Related Work & Insights¶
- vs. Traditional Codecs (VVC/AV1/ECM/AV2/BPG): They rely on handcrafted pipelines and entropy coding to exploit redundancy, a structure that makes direct optimization for perceptual quality difficult and often requires dedicated hardware, leading to long update cycles. PICO is end-to-end differentiable, directly optimizes for human perception, and achieves 2.3–3x subjective bitrate savings.
- vs. Perceptual Learned Codecs (HiFiC/MRIC/C3-WD/Diffusion-based): They achieve perceptual quality close to PICO, but rely on heavyweight networks, diffusion, or test-time optimization, making them an order of magnitude slower than PICO with 20–40% larger file sizes for the same quality, and lacking cross-platform/rate control features. PICO brings perceptual quality to practical speeds.
- vs. Efficiency-focused Learned Codecs (DCVC-RT/JPEG-AI): They are fast but optimize for PSNR/SSIM, discounting perceptual quality. PICO demonstrates that using GAN/perceptual optimization combined with zero-overhead capacity enhancement can bridge this gap.

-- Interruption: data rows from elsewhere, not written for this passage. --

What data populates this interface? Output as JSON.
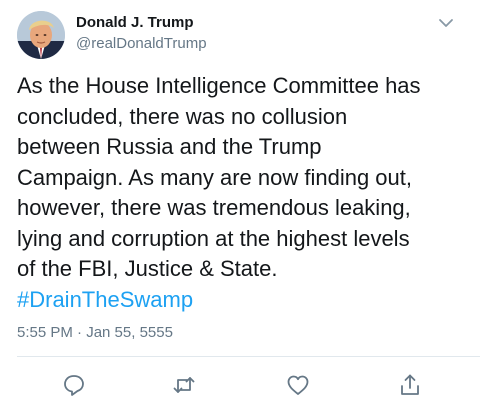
{
  "user": {
    "display_name": "Donald J. Trump",
    "handle": "@realDonaldTrump",
    "avatar_icon": "avatar-portrait"
  },
  "tweet": {
    "text": "As the House Intelligence Committee has\nconcluded, there was no collusion\nbetween Russia and the Trump\nCampaign. As many are now finding out,\nhowever, there was tremendous leaking,\nlying and corruption at the highest levels\nof the FBI, Justice & State.",
    "hashtag": "#DrainTheSwamp",
    "timestamp": "5:55 PM · Jan 55, 5555"
  },
  "actions": {
    "reply_icon": "reply-icon",
    "retweet_icon": "retweet-icon",
    "like_icon": "heart-icon",
    "share_icon": "share-icon"
  },
  "colors": {
    "text": "#14171a",
    "secondary": "#657786",
    "link": "#1da1f2",
    "divider": "#e1e8ed"
  }
}
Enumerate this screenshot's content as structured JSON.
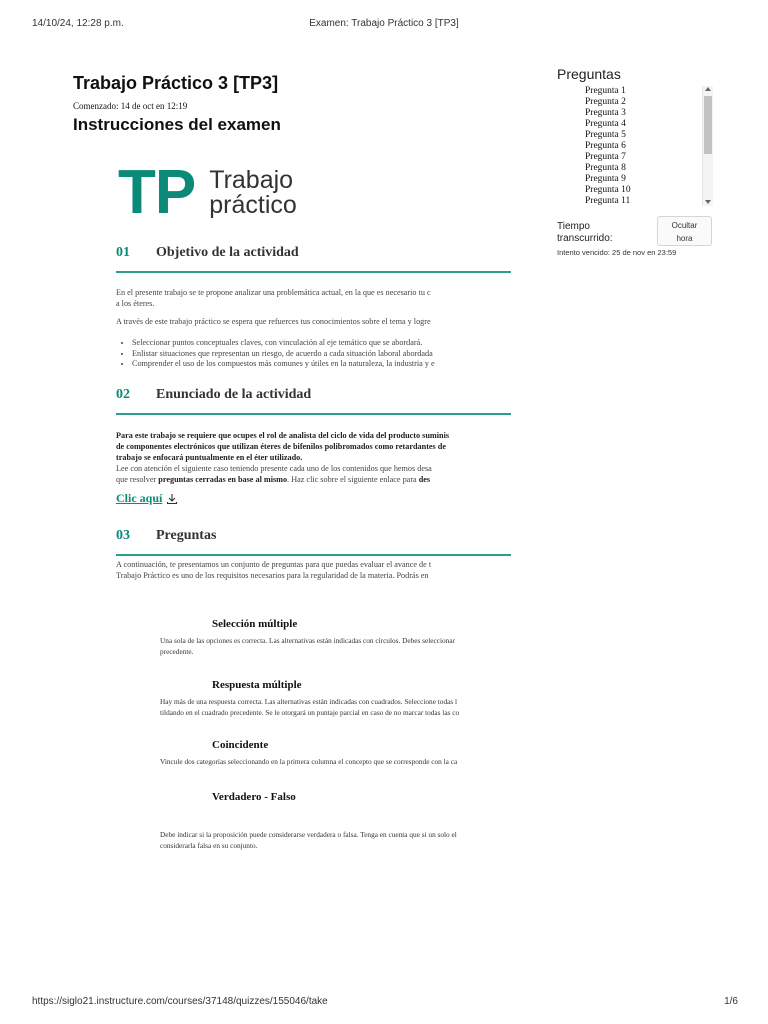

- vs. JPEG-AI's Context Design: JPEG-AI developed a similar local prediction component independently, but it only acts on \(\mu\) and requires twice as many AR steps as PICO. PICO's one-shot context model is significantly more efficient.
Rating¶
- Novelty: ⭐⭐⭐⭐ The individual innovations are not entirely disruptive, but the combination of "systematically answering what matters + multiple zero-overhead/repositioned clever designs" is highly valuable.
- Experimental Thoroughness: ⭐⭐⭐⭐⭐ 74,925 subjective comparisons + comprehensive architecture/loss ablations + real-device runtime measurements provide a solid chain of evidence.
- Writing Quality: ⭐⭐⭐⭐ Clear structure, close alignment between ablations and motivations, though some details (NAS architecture, level embedding) are compressed into the appendix.
- Value: ⭐⭐⭐⭐⭐ The first learned codec to achieve on-device real-time deployment alongside high perceptual quality, carrying strong industrial significance.